Plot and Navigate A Virtual Maze: Capstone Project
Plot and Navigate A Virtual Maze: Capstone Project
Definition
Project Overview
A robot mouse in a virtual maze finding an optimal way to the destination by its own – that’s what I
programed in this project which took an inspiration from the micro mouse competition.
Problem Statement
The rule is simple: in the first run, the robot mouse tries to map out the maze to not only find the
center, but also figure out the best paths to the center. The robot must enter to the goal within the
time limit but it is free to continue exploring the maze after finding the goal. In subsequent runs,
the robot mouse is brought back to the start location. It must attempt to reach the center in the
fastest time possible, using what it has previously learned.

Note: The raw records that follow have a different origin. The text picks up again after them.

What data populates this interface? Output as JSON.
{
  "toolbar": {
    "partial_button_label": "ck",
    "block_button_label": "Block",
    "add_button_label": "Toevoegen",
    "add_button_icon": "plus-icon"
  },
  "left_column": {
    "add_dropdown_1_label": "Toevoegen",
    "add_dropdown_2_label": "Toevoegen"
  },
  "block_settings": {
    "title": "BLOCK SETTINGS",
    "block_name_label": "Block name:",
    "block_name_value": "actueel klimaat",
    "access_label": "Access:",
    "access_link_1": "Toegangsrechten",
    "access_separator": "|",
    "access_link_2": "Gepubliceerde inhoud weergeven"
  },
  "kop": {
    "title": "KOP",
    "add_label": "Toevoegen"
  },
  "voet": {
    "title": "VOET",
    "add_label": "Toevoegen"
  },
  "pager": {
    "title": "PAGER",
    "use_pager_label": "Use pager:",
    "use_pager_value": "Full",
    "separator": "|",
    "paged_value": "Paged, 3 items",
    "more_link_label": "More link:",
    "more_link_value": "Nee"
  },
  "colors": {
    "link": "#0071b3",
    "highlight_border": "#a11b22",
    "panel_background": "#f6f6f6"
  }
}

A simplified model of the world is provided along with specifications for the maze and robot. My
main objective is to implement a logic that achieves the fastest times possible in a series of test
mazes.
Scoring
The robot’s score for the maze is equal to the number of time steps required to execute the second
run, plus one thirtieth the number of time steps required to execute the first run. A maximum of one
thousand time steps is allotted to complete both runs for a single maze.
Analysis
The robot has three obstacle sensors, mounted on the front of the robot, its right side, and its left
side. Obstacle sensors detect the number of open squares in the direction of the sensor. It is
assumed that the robot’s turning and movement is perfect.

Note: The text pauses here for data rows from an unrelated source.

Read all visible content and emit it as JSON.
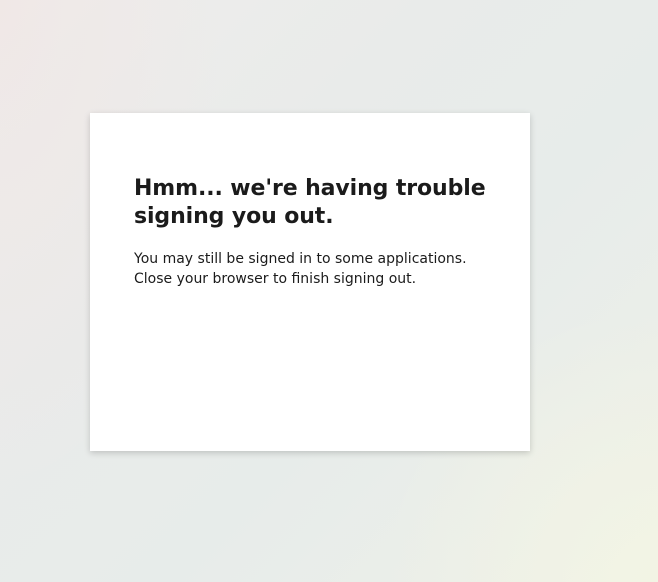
{
  "signout_error": {
    "title": "Hmm... we're having trouble signing you out.",
    "message_line1": "You may still be signed in to some applications.",
    "message_line2": "Close your browser to finish signing out."
  },
  "colors": {
    "card_background": "#ffffff",
    "text": "#1b1b1b",
    "page_background": "#e9ebea"
  }
}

At the start location, both left and right sides have walls so that it can only move forward. The
sensors will return the distance between the robot and walls in a tuple as in (left distance, forward
distance, right distance).
On each time step of the simulation, the robot may choose to rotate clockwise or counterclockwise
ninety degrees, then move forwards or backwards a distance of up to three units.

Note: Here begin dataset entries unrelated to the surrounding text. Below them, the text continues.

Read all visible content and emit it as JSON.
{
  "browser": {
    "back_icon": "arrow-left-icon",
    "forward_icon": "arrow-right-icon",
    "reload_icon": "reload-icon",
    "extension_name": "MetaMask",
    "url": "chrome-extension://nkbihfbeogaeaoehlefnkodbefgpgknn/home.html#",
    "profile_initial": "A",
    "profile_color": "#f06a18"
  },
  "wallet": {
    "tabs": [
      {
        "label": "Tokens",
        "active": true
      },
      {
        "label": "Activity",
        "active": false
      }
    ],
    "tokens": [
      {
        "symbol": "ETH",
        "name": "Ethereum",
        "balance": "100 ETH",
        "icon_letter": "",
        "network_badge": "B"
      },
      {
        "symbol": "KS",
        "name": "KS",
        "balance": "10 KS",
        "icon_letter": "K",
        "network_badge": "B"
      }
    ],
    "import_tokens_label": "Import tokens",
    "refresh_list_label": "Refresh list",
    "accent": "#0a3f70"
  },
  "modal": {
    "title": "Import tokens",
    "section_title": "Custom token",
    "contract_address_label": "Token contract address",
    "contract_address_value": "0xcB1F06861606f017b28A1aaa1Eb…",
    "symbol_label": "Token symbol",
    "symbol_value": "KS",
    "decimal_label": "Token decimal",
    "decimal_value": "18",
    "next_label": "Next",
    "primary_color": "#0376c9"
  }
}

If the robot tries to move into a wall, the robot stays where it is. After movement, one time-step has
passed, and the sensors return readings for the open squares in the robot’s new location and/or
orientation to start the next time unit.
Rotation is expected to be an integer taking one of three values: -90, 90, or 0, indicating a
counterclockwise, clockwise, or no rotation, respectively. Movement follows rotation, and is
expected to be an integer in the range [-3, 3] inclusive. The robot will attempt to move that many
squares forward (positive) or backwards (negative), stopping movement if it encounters a wall.
Maze 01 (12x12)
The start location is (11, 0) and it is
shown with the green ball. The goal
area is located in the center and it is
shown with the red balls. At the start
location, the robot is facing north and
its sensors will return (0, 11, 0).
Maze 03 (16x16)
The robot should avoid going
through a loop many times.
For the first run, I will use the following techniques for the robot controller to explore the maze and
expand the mapping area while seeking the goal area:
• Random move
• Random move with dead-end path detection
• Counting number of visits for each location in order to expand into less visited area
• The counting logic with heuristic prediction of the distance to the goal
The random move controller will take the robot to different paths randomly. It is not most efficient
way to expand the mapping area but it gives the baseline performance to compare with more
advanced techniques. Also, this controller will prove that the robot movements and rotations are
handling walls properly.
The dead-end path detection will prevent the robot to enter dead-ends more than once making it
more efficient to expand the mapping area than the pure random controller.
The counting number of visits for each location will give the robot chances to move to less
frequently visited locations. It will also make the robot moves out of loops.
The heuristic values will be used to make the robot move towards the goal area making it faster to
reach the goal area.
For the second run, I will use A* search on the mapped area from the first run in order to find the
optimal path/moves to the goal.
In A* search, G values give the cost of reaching to each location in the maze from the start position.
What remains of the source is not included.